Mumbai, 08 Nov (Commoditiescontrol):Copper concentrate processing fees are expected to fall to their lowest level in 15 years in 2025, driven by supply constraints from mine disruptions and rising smelting capacity, according to industry sources. As miners and smelters meet in Shanghai next week, negotiations for next year's treatment and refining charges (TC/RCs) are set to define the global benchmark, critical for smelter revenues.
A Reuters survey reveals TC/RC expectations range from the high teens to $50 per metric ton, with most estimates between the high $20s and mid $30s—far below the 2024 benchmark of $80 per ton. Shanghai Metals Market analysts project the copper concentrate deficit to widen to 822,000 tons in 2025 as China's smelting capacity grows, straining supplies further.
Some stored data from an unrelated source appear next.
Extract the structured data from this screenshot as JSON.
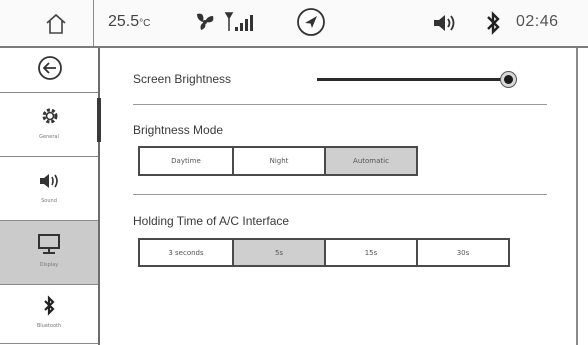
{
  "status_bar": {
    "temperature": "25.5",
    "temperature_unit": "°C",
    "time": "02:46",
    "icons": [
      "home-icon",
      "fan-icon",
      "signal-icon",
      "navigation-icon",
      "volume-icon",
      "bluetooth-icon"
    ]
  },
  "sidebar": {
    "items": [
      {
        "name": "back",
        "icon": "back-arrow-icon",
        "label": ""
      },
      {
        "name": "general",
        "icon": "gear-icon",
        "label": "General"
      },
      {
        "name": "sound",
        "icon": "speaker-icon",
        "label": "Sound"
      },
      {
        "name": "display",
        "icon": "monitor-icon",
        "label": "Display",
        "selected": true
      },
      {
        "name": "bluetooth",
        "icon": "bluetooth-icon",
        "label": "Bluetooth"
      }
    ]
  },
  "main": {
    "brightness_label": "Screen Brightness",
    "brightness_level": 1.0,
    "mode_label": "Brightness Mode",
    "mode_options": [
      "Daytime",
      "Night",
      "Automatic"
    ],
    "mode_selected": "Automatic",
    "holding_label": "Holding Time of A/C Interface",
    "holding_options": [
      "3 seconds",
      "5s",
      "15s",
      "30s"
    ],
    "holding_selected": "5s"
  },
  "colors": {
    "selected_bg": "#cfcfcf",
    "border": "#4a4a4a",
    "text": "#3a3a3a"
  }
}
The Chinese spot market TC/RCs index currently stands at $10.45 per ton, and levels below $40 could prompt losses for many smelters, noted Benchmark Minerals Intelligence. Ongoing disruptions at smelters, including those owned by China Daye Non-Ferrous Metals Mining and Freeport Indonesia, may offer some bargaining power, but negotiations are likely to stretch into December.
To offset concentrate shortages, smelters are increasing scrap copper use, though Beijing’s recycling initiatives may only offer short-term relief as global scrap supply tightens.
The 2025 TC/RC benchmark will be pivotal for the industry, potentially shaping copper supply chains and reinforcing reliance on recycled materials amid ongoing concentrate shortages.